Tàpies, le tragique du vécuSculptures, dessins... À 80 ans, le dernier des grands d'Espagne est saisi d'un activisme qui frôle la frénésie.
| Antoni Tàpies, Scarabée, 2002,
terre chamottée et engobe,
85 x 63 x 29 cm. © Galerie Lelong. |
PARIS. Un pied planté d'une croix. Un pied rugueux, tout juste sorti de cette brune terre occitane. Une terre chamottée, c'est-à-dire chargée de particules grossières, de morceaux de céramiques. La croix est simplement bricolée de deux morceaux de fer.
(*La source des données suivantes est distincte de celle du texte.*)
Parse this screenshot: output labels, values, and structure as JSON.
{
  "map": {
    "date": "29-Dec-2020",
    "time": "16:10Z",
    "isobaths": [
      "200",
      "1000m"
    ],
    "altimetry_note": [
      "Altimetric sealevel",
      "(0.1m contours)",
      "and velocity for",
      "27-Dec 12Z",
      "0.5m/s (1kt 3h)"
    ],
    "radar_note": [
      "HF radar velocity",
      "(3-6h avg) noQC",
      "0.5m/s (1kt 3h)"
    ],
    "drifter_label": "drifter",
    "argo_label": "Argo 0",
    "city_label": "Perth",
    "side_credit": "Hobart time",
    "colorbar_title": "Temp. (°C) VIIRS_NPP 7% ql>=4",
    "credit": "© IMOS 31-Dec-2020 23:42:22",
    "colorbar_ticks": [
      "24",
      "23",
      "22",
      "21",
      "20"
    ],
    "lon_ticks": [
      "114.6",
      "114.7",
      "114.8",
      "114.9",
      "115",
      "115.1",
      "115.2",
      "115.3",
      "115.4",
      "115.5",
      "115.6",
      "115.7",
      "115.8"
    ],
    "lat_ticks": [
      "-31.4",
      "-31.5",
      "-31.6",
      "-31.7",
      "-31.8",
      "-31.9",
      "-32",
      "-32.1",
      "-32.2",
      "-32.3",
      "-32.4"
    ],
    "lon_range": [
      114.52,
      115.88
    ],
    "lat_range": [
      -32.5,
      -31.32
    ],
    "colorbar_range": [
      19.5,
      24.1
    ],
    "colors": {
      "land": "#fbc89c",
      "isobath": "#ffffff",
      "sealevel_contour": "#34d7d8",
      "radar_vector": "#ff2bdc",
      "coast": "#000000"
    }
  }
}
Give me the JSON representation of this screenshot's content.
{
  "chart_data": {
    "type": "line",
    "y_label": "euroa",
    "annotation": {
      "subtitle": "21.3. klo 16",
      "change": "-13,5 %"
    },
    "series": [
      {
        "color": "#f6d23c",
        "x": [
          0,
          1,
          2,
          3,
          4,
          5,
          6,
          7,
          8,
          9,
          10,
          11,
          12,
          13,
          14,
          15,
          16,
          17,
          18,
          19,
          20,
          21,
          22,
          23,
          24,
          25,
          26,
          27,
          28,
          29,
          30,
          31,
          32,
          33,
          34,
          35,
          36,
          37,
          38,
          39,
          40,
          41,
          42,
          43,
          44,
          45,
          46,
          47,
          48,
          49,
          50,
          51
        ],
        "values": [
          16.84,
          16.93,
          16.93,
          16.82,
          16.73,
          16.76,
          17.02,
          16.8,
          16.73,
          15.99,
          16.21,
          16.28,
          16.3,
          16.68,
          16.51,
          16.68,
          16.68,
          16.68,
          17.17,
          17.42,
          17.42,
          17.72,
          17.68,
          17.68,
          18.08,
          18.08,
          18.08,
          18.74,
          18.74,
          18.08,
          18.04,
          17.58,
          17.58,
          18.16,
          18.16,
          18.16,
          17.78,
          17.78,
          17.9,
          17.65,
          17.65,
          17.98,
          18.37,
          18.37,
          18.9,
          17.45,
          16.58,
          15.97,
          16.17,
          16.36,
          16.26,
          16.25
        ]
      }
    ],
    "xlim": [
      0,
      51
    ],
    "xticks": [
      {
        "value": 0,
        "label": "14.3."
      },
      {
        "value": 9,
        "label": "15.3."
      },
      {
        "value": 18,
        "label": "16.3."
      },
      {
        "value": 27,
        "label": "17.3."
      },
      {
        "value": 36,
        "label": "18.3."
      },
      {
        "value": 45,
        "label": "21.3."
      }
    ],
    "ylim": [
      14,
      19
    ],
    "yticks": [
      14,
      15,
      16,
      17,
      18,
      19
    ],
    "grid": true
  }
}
Il s’agit de l’une des nouvelles sculptures d'Antoni Tapiès. Deux lettres envahissent toute son œuvre. Répétées jusqu'à l'obsession, elles forment sa marque. «A» comme alpha, commencement de toute chose mais aussi initiale de son prénom Antoni. «T» comme la totalité d'un monde à assumer, comme le signe de la croix, «t» enfin comme «tapies» qui en catalan signifie «mur». Son patronyme n'a pas fini de l'influencer. Tapies a édifié son univers sur les ruines d'un franquisme qu'il a fustigé et qui le poursuit avec des sculptures de murs blanchis comme des sépultures : des murs décrépis, craquelés ; des murs aveugles, gris, bruns, des murs pleins de salissures. Ces murs de prisons, de claustration, d'anéantissement ne s'en tiennent pas au murmure. Quant à toutes ces croix, elles sont les réminiscences de celles qui jonchaient les tombes des morts de la guerre civile.
La mort qui rôde
Déchirures béantes comme des séquelles de tortures, graffitis symboles de protestation silencieuse, torse sans bras d'homme oppressé, scarabée géant enfermant l'intimité des sentiments, chaise renversée portant, au fond, une tête de mort, voilà pour les sculptures. Ces fragments d'objets semblent sortis d'une nécropole. Signes, taches, coulures, jets de cire, traces de sécrétion flottant sur le papier blanc : voilà pour les dessins où sont interpellés tous les sentiments de la sexualité. Tapiès part du banal pour clamer la réalité tragique de la vie. À moins que comme les mystiques espagnols, il n'ait choisi le mystère comme seul interlocuteur.